33. Os povos copulam porque procuram perpétuar a acção. A gratificação do desejo faz com que o renitente em se manifestar se manifeste em festa. Só o apego ao desapego faz com que as criaturas se apeguem ao indiscriminável. E para que haja criaturas os povos multiplicam-se. Sem essa multiplicação o indiscriminável permaneceria abandonado e secaria. É a lubricidade da ilusão que faz com que ele não estale e se parta.
34. Tal como um dançarino desiste de dançar desnudando-se perante os espectadores assim o faz a natureza quando abandona a mobilidade, desistindo do movimento e revelando as suas formas originais (a sua genitalia). Mas o contrário também é correcto. É o movimento que abandona os dançarinos e a natureza. O estado incondicionado é dança nua, desmascarada da natureza ou do bailarino.
35. Nada é mais delicado e gracioso do que a natureza com a sua exuberância multifacetada e o seu efeito narcotizante. Mas a natureza, quer nas suas quietudes quer nas suas inquietações vibra graças aos seus pudores. Mesmo perante a sua essência mostra pudor. Só se expõe para fascinar o Ser.
36. Assim sendo, as essências não são emancipadas nem emancipadoras, nem emigram de corpo para corpo, mas mantêm-se apertadas como forcas aos corpos de que fazem parte até que estes arranjem coragem para se libertarem.
37. Pelo contrário, a natureza é auto-satisfeita na sua integridade e solidão, não se deixando aprisionar em questionários ou outras formas de indagação. Por mais limitada que seja, a natureza emigra perpétuamente para si mesma através de ciclos metamórficos, desanganando-se assim dos atritos e condicionantes de cada etapa.

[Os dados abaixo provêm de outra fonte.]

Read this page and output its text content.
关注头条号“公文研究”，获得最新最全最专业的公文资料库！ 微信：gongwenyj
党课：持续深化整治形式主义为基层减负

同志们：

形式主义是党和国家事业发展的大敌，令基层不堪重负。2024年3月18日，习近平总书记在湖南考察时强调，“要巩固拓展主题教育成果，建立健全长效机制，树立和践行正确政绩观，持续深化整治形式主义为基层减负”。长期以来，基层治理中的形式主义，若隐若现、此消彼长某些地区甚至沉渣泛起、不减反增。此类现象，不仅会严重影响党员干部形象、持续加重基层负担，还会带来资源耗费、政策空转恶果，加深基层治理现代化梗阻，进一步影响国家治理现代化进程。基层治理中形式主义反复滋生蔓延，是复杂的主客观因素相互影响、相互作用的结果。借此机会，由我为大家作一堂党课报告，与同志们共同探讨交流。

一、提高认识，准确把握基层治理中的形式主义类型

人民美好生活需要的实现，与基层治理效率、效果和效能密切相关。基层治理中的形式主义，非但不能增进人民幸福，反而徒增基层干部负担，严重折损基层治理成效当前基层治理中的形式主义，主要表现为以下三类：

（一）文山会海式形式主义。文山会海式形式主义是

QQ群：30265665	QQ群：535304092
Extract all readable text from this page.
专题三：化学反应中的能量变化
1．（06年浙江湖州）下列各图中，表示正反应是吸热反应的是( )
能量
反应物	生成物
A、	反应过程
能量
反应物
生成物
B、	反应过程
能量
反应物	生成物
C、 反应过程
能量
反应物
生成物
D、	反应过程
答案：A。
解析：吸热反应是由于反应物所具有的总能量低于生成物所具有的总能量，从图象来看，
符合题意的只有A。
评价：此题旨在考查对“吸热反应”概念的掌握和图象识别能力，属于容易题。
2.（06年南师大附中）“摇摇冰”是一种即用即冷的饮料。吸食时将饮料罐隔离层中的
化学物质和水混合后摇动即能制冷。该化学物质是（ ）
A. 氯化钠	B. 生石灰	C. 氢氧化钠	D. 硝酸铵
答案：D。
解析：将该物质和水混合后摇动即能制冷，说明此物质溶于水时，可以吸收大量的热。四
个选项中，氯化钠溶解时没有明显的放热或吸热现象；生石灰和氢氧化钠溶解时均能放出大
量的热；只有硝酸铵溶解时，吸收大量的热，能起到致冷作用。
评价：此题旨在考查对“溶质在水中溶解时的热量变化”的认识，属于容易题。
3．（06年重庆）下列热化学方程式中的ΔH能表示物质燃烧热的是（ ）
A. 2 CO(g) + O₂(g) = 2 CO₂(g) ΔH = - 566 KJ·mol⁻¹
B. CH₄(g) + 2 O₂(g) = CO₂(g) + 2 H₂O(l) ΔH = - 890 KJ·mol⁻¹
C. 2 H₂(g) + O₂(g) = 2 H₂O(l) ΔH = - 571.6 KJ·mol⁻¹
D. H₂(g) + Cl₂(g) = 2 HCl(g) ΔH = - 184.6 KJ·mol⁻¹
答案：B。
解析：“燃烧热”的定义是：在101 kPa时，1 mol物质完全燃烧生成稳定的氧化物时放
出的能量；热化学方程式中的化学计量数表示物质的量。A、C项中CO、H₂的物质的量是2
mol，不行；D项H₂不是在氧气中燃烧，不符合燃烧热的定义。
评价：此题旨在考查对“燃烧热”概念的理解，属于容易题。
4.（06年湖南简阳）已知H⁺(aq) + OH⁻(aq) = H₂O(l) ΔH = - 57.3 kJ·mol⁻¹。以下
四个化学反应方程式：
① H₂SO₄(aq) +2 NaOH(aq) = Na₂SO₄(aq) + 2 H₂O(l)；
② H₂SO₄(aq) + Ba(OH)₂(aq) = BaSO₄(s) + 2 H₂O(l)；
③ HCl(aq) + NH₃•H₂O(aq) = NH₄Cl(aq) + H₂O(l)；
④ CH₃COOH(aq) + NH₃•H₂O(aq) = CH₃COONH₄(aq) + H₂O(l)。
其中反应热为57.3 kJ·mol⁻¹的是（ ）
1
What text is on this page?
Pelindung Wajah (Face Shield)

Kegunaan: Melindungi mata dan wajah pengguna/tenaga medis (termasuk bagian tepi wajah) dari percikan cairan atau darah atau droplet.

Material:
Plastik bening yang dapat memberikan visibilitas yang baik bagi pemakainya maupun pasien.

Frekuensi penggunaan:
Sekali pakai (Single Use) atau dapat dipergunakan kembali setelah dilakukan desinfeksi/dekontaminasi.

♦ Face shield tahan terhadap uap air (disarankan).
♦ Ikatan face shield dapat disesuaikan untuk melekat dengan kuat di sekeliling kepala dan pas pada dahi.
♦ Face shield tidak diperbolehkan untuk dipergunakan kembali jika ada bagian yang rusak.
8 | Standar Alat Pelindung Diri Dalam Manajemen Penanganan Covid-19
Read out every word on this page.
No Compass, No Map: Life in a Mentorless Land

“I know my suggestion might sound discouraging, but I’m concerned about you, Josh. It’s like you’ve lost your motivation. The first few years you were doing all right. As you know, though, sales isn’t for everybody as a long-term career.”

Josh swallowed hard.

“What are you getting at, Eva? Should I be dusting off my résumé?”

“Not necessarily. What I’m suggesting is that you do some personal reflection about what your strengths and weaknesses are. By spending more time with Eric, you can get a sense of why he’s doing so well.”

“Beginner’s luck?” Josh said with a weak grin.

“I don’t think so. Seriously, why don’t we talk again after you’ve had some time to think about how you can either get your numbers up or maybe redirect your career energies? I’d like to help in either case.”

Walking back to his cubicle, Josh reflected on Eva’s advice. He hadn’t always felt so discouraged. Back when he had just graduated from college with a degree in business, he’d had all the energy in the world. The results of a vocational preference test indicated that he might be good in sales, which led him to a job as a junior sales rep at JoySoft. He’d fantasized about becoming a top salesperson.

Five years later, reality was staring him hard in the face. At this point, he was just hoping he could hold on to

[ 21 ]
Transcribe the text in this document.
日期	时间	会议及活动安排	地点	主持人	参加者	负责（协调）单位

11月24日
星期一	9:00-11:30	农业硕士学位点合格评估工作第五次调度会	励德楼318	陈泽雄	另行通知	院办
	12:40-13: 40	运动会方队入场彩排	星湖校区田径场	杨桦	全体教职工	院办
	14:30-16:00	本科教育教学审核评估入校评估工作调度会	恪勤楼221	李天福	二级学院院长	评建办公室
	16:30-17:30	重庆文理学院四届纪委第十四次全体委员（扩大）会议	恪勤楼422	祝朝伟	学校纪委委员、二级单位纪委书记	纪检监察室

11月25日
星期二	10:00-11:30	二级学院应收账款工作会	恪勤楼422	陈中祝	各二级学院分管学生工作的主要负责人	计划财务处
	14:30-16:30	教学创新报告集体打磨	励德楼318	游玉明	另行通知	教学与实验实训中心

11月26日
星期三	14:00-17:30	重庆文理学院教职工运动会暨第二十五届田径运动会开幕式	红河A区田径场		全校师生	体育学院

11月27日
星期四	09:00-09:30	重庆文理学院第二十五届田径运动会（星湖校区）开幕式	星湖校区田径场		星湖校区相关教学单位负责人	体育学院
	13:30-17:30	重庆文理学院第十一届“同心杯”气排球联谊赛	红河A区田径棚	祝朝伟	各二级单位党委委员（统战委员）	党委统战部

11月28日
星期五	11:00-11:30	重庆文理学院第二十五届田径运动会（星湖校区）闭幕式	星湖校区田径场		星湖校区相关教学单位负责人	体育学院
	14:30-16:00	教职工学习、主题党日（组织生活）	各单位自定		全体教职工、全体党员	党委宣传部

38. A natureza perverte a sua «natureza» distribuindo-se através de modalidades de articulação. Mas o conhecimento dos modos de agir dessas modalidades liberta das causalidade perversas.
39. Assim com o estudo das articulações dos elementos e das sequências metamórficas esclarece a relojoaria do mundo, assim se revela o conhecimento do indiscriminável, despojado das ânsias perceptivas, conhecimento puro, desencarnado e despido de suposta essências.
40. Possessa deste re-conhecimento, e da natureza que se cessa (devido à retirada de suas modalidades de articulação), a criatura emancipada torna-se espectadora da sua própria dança.
41. O «reservado» devem indiferente, contemplando a articulação da natureza. A natureza desiste de si mesma ao ser contemplada. Ao ser contemplada des-contempla-se e retorna ao indiscriminável. Embora a coexistência consistente se mantenha, a criação só se perpetua em enciclicas ilusórias (embora as suas produtividade seja real).
42. Com a realização da sabedoria perfeita, a virtude e o repouso deixam de exercer o seu charme e de funcionar como causas. A ilusão só existe através do movimento. Na imobilidade a magia sucumbe.
43. É o tempo que se concentra num instante. Da mesma forma é o movimento que se intensifica e se concentra na imobilidade, pois a imobilidade é potência de movimentações.
44. Quando a natureza cessa de agir ela cumpre-se (e comprime-se) e o «reservado» alcança a emancipação incondicionada e interminável.